Until recently, the country in question even applied the death penalty to mentally retarded inmates, killing 12 individuals over the course of 20 years.

What kind of desolate, third-world backwoods would stoop so low and lack basic compassion? China? Russia? Iran?

Nope, not even close. Then who, pray-tell, could these Napoleonesque barbarians be? Here's a hint: the reason why this country didn't make the usual-suspects list for human rights violations is because, well, ah-hmmm … it's us.

The lead-in quote for this editorial was found in Amnesty International's Execution of Mentally Ill Offenders report that was published Jan. 31. The source of the quote, Monty Deik, is by no means an anomaly-- one in ten people executed in the United States suffer from a mental illness.

Schizophrenia, disassociative disorder, schizoaffective disorder- you name it, our criminal justice system has more than likely killed someone suffering from it.

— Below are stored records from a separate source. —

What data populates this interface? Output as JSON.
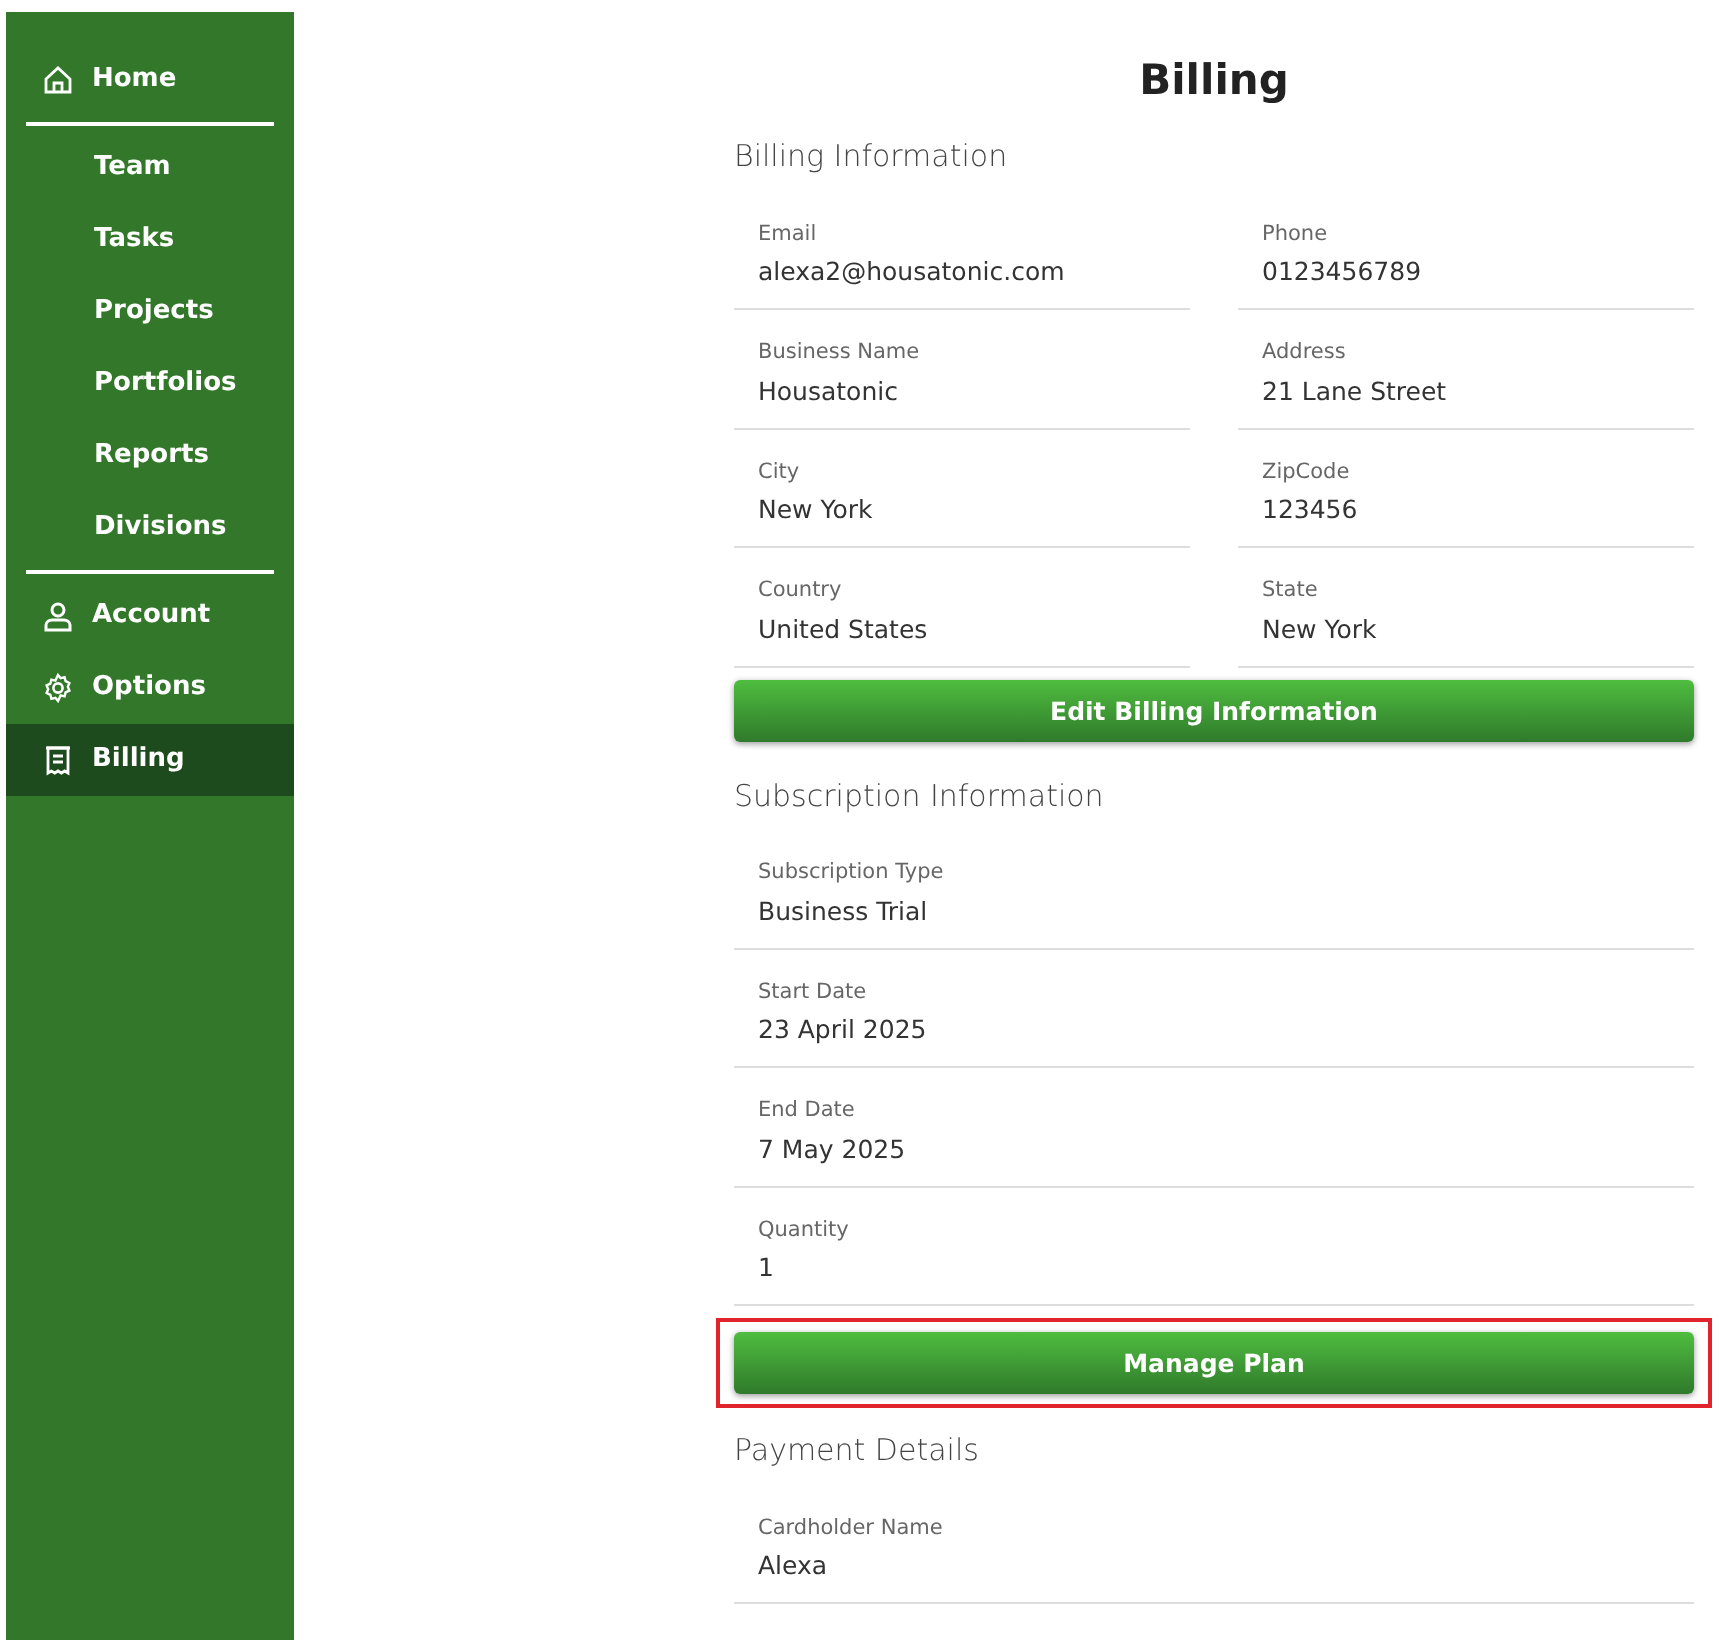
{
  "sidebar": {
    "items": [
      {
        "kind": "main",
        "label": "Home",
        "selected": false
      },
      {
        "kind": "divider"
      },
      {
        "kind": "sub",
        "label": "Team",
        "selected": false
      },
      {
        "kind": "sub",
        "label": "Tasks",
        "selected": false
      },
      {
        "kind": "sub",
        "label": "Projects",
        "selected": false
      },
      {
        "kind": "sub",
        "label": "Portfolios",
        "selected": false
      },
      {
        "kind": "sub",
        "label": "Reports",
        "selected": false
      },
      {
        "kind": "sub",
        "label": "Divisions",
        "selected": false
      },
      {
        "kind": "divider"
      },
      {
        "kind": "main",
        "label": "Account",
        "selected": false
      },
      {
        "kind": "main",
        "label": "Options",
        "selected": false
      },
      {
        "kind": "main",
        "label": "Billing",
        "selected": true
      }
    ]
  },
  "title": "Billing",
  "sections": [
    {
      "heading": "Billing Information",
      "kind": "pairs",
      "fields": [
        {
          "label": "Email",
          "value": "alexa2@housatonic.com"
        },
        {
          "label": "Phone",
          "value": "0123456789"
        },
        {
          "label": "Business Name",
          "value": "Housatonic"
        },
        {
          "label": "Address",
          "value": "21 Lane Street"
        },
        {
          "label": "City",
          "value": "New York"
        },
        {
          "label": "ZipCode",
          "value": "123456"
        },
        {
          "label": "Country",
          "value": "United States"
        },
        {
          "label": "State",
          "value": "New York"
        }
      ],
      "button": {
        "label": "Edit Billing Information",
        "highlighted": false
      }
    },
    {
      "heading": "Subscription Information",
      "kind": "list",
      "fields": [
        {
          "label": "Subscription Type",
          "value": "Business Trial"
        },
        {
          "label": "Start Date",
          "value": "23 April 2025"
        },
        {
          "label": "End Date",
          "value": "7 May 2025"
        },
        {
          "label": "Quantity",
          "value": "1"
        }
      ],
      "button": {
        "label": "Manage Plan",
        "highlighted": true
      }
    },
    {
      "heading": "Payment Details",
      "kind": "list",
      "fields": [
        {
          "label": "Cardholder Name",
          "value": "Alexa"
        }
      ]
    }
  ]
}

A majority of the 113-page Amnesty International report is devoted to depressing anecdotes about our criminal justice system's obtuse and apathetic handling of capital punishment cases involving people with mental illnesses.

The following examples are taken directly from the report:

Sean Sellers -- sentenced to death for crimes committed when he was a 16-year-old. He had a history of mental problems from early childhood.

After his trial, a mental health expert found him to be chronically psychotic, exhibiting symptoms of paranoid schizophrenia and other major mood disorders. In 1992, six years after the trial, three mental health professionals diagnosed Sellers with multiple personality disorder.